リヴァイ兵長と別れて、単騎でシガンシナ区へ駆けた。

俺達の未来を暗示するかのような重く暗い雲から絶え間なく雨が降り注いで……、兄ちゃんを、バリスさんを……仲間を救えなかったことに唇を噛みしめながら駆けた。

その雨は俺の悲しみも涙も、隠してくれて……ついでに洗い流してくれりゃいいのに、なんて思いながら、気付けばシガンシナ区の壁が見えて来ていた。





「――――っ早く、ピクシス司令に……っ!」





気持ちが急いて、より速くと馬の腹を蹴るとあばらに痛みが走る。兵長が言ったとおり、折れてるな、これは……。

だけど、そんなこと言ってる場合じゃない。

門の目前まで来て、開門を待っている間も惜しくて立体機動で壁を駆けあがった。壁上で見たシガンシナ区は不気味なほど静かで……何かが起こる前兆のような、そんな嫌な予感がした。





「………?静か、すぎる……。」





本当なら立体機動のまま最速で兵団支部へ向かうところだが……おかしい。

静か過ぎる。

イェーガー派を率いるエレンをジークに引き合わせるために案内させると見せかけて…道中で別の兵士にエレンを食わせるつもりだった。ピクシス司令は。

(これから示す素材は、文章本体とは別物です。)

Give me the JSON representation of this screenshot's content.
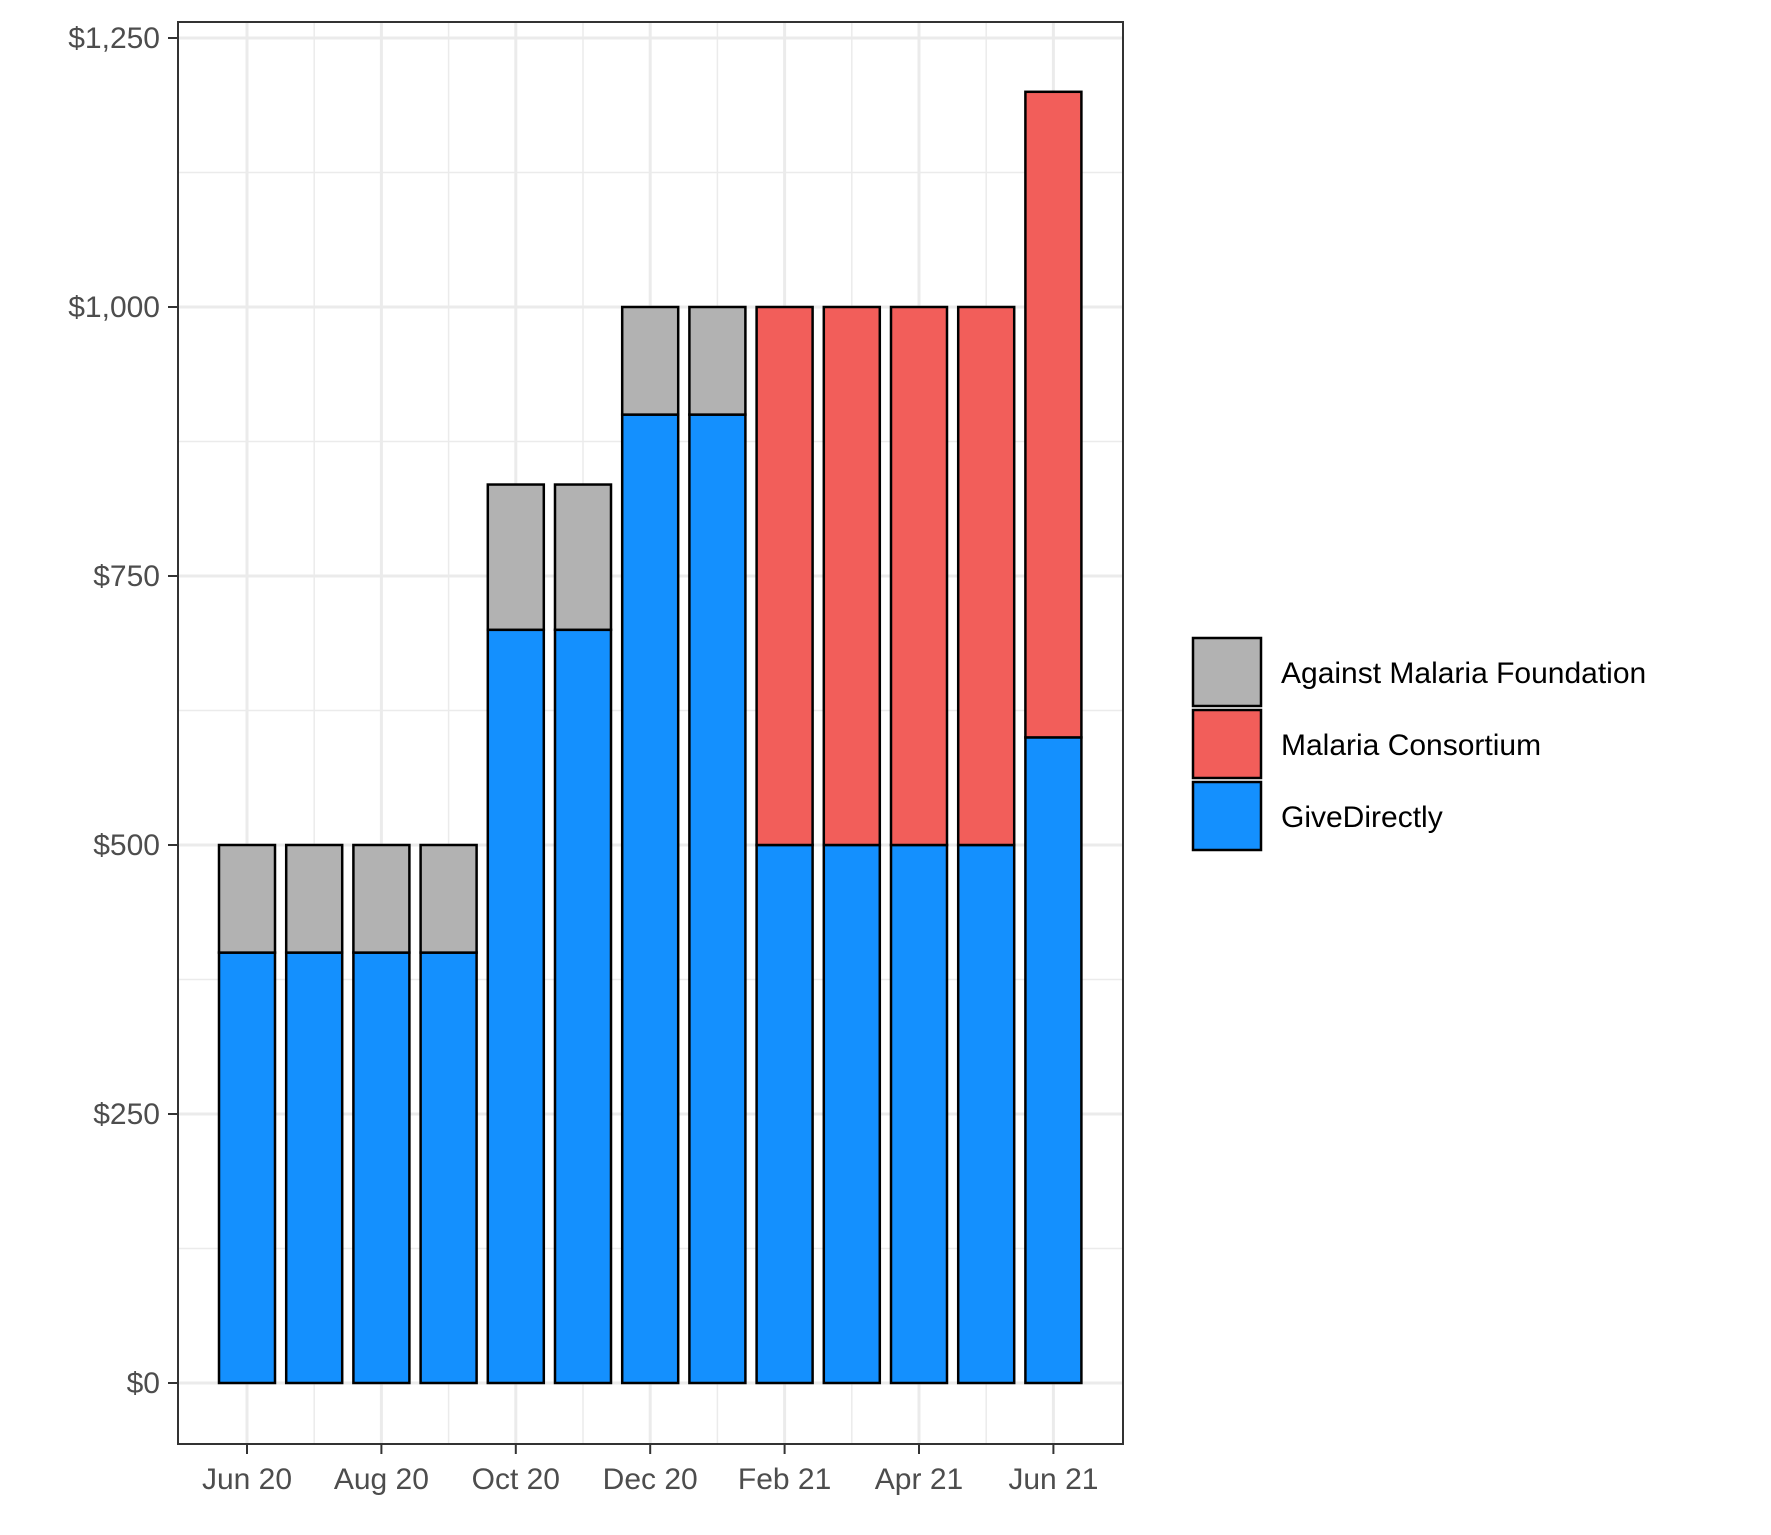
{
  "chart_data": {
    "type": "bar",
    "stacked": true,
    "categories": [
      "Jun 20",
      "Jul 20",
      "Aug 20",
      "Sep 20",
      "Oct 20",
      "Nov 20",
      "Dec 20",
      "Jan 21",
      "Feb 21",
      "Mar 21",
      "Apr 21",
      "May 21",
      "Jun 21"
    ],
    "x_tick_labels": [
      "Jun 20",
      "Aug 20",
      "Oct 20",
      "Dec 20",
      "Feb 21",
      "Apr 21",
      "Jun 21"
    ],
    "y_tick_labels": [
      "$0",
      "$250",
      "$500",
      "$750",
      "$1,000",
      "$1,250"
    ],
    "y_ticks": [
      0,
      250,
      500,
      750,
      1000,
      1250
    ],
    "ylim": [
      -55,
      1255
    ],
    "grid": true,
    "legend_position": "right",
    "series": [
      {
        "name": "GiveDirectly",
        "color": "#1490fe",
        "values": [
          400,
          400,
          400,
          400,
          700,
          700,
          900,
          900,
          500,
          500,
          500,
          500,
          600
        ]
      },
      {
        "name": "Malaria Consortium",
        "color": "#f25e5a",
        "values": [
          0,
          0,
          0,
          0,
          0,
          0,
          0,
          0,
          500,
          500,
          500,
          500,
          600
        ]
      },
      {
        "name": "Against Malaria Foundation",
        "color": "#b2b2b2",
        "values": [
          100,
          100,
          100,
          100,
          135,
          135,
          100,
          100,
          0,
          0,
          0,
          0,
          0
        ]
      }
    ],
    "legend_order": [
      "Against Malaria Foundation",
      "Malaria Consortium",
      "GiveDirectly"
    ]
  }
}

離反したイェーガー派以外の反乱分子を炙り出したり……警戒を強める動きが兵団側にあって当然なのに。

街が静かだ。

そもそも……兵団の人間が街中にあまり、見受けられない。




俺は嫌な予感がして、壁を降りてすぐに立体機動をやめ、そこの宿屋に繋いであった馬と引っかかっていたマントに目をやった。





「ちょっと借りるぞ!」





繋いであった馬に跨り、一言断って兵服の上からマントをかぶり、その場を駆け出した。持ち主であろう中年の男の声が、遠ざかって行く。